Methods: We searched the MEDLINE, EMBASE and CENTRAL databases for randomized controlled trials up to 2024 comparing beta-blockers to placebo in patients undergoing tracheal extubation.
Primary outcome: cough intensity; secondary: bronchospasm, bucking, hypertension. Risk Ratios (RR) with 95% Confidence Intervals (95% CI) were computed. Leave-one-out sensitivity and meta-regression analyses were performed for outcomes with high heterogeneity.

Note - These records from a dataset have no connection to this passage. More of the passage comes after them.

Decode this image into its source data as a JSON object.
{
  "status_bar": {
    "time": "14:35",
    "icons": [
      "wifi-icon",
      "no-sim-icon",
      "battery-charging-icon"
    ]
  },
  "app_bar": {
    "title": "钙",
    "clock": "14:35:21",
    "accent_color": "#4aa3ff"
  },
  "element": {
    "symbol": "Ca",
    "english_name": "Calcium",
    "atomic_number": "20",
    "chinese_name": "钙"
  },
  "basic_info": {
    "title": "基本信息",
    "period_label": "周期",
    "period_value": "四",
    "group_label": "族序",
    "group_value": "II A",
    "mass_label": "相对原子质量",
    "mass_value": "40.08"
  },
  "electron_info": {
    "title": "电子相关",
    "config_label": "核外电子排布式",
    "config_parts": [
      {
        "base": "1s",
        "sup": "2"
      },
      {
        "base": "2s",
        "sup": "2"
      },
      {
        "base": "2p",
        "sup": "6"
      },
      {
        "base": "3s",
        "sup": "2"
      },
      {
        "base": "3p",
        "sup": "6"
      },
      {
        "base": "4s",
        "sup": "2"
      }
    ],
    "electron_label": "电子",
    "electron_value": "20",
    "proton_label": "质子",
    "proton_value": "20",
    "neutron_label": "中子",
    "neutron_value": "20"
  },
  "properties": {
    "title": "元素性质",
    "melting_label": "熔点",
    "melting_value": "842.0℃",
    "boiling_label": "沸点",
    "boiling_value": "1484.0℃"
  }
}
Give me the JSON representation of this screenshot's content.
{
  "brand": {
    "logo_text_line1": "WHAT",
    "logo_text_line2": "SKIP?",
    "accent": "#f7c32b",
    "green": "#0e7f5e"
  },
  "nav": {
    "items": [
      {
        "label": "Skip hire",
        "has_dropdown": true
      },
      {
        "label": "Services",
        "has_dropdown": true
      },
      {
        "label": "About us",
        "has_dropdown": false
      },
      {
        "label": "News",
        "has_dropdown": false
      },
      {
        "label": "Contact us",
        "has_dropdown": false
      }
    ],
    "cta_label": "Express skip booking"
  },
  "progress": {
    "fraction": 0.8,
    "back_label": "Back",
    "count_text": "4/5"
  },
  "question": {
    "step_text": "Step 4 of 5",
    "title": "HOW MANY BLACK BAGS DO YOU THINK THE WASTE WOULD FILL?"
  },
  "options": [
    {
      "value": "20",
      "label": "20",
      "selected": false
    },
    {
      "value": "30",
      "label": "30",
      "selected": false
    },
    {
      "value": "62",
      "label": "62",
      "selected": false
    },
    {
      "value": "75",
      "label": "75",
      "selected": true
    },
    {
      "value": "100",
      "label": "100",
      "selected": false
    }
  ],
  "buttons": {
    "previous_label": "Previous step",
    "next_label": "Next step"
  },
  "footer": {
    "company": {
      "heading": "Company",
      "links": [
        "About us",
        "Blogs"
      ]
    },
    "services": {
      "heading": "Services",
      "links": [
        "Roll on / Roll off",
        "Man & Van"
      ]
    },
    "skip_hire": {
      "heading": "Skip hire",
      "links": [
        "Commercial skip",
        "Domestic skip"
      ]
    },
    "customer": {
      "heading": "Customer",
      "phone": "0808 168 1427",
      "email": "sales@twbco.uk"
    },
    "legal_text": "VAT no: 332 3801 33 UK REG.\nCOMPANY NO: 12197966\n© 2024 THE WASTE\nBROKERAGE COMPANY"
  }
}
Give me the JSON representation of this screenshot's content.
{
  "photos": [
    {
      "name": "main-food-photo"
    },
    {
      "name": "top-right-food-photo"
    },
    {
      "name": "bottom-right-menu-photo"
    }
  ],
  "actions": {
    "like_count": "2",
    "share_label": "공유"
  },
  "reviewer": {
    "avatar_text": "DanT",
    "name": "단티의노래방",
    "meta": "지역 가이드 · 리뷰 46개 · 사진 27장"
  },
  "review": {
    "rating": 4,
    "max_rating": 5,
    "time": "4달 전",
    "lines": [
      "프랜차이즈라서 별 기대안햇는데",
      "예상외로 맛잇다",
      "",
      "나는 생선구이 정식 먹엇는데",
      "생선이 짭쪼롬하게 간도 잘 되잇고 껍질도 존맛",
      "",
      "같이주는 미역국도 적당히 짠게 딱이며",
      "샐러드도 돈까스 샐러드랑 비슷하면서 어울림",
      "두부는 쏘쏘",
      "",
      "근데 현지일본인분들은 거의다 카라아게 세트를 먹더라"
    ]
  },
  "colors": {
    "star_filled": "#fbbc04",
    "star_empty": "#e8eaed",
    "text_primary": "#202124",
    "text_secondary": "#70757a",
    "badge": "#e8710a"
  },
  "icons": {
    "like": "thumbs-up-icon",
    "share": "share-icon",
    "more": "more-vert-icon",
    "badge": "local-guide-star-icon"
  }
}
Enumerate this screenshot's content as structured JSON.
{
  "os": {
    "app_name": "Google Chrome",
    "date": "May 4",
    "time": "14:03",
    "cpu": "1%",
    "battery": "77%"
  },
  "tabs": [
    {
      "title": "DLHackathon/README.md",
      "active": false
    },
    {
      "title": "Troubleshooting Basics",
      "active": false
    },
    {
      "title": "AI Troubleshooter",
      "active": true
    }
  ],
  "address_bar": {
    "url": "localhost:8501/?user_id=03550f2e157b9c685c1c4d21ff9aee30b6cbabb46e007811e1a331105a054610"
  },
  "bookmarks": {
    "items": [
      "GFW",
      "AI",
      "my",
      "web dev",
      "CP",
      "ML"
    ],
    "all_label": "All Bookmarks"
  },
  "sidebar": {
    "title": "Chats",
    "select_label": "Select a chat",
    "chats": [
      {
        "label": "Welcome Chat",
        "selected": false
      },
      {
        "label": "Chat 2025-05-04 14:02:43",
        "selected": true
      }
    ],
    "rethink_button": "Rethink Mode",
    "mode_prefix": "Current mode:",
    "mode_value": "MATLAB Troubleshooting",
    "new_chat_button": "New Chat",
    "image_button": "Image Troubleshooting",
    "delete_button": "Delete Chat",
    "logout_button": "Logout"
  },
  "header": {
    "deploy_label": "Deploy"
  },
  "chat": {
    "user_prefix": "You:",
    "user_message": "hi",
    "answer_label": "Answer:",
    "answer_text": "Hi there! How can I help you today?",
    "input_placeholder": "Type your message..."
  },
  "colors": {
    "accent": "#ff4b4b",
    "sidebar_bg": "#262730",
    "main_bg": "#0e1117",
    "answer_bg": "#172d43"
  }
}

Results: We included 31 randomized studies, comprising 1,803 patients, of whom 965 received beta-blockers. The risk of moderate/severe cough (RR = 0.21; 95% CI 0.13 to 0.34; p < 0.001; I2 = 0%) and hypertension (RR = 0.28; 95% CI 0.13 to 0.58; p < 0.001; I2 = 45%) was significantly lower in the beta-blockers group compared with the placebo group. There were no statistically significant differences between groups in the risk of bronchospasm (RR = 0.58; 95% CI 0.17 to 1.94; p = 0.375; I2 = 0%) or bucking (RR = 0.47; 95% CI 0.20 to 1.13; p = 0.093; I2 = 72%). Sensitivity analysis identified Mendonça (2023) as the main heterogeneity source in bucking.
Conclusion: Our study demonstrates that beta-blockers reduced moderate/severe cough and hypertension in patients undergoing tracheal extubation compared with placebo with no significant difference in the risk of bronchospasm and bucking. These findings suggest beta-blockers may be a valuable strategy for preventing peri-extubation hemodynamic instability and airway hyperresponsiveness.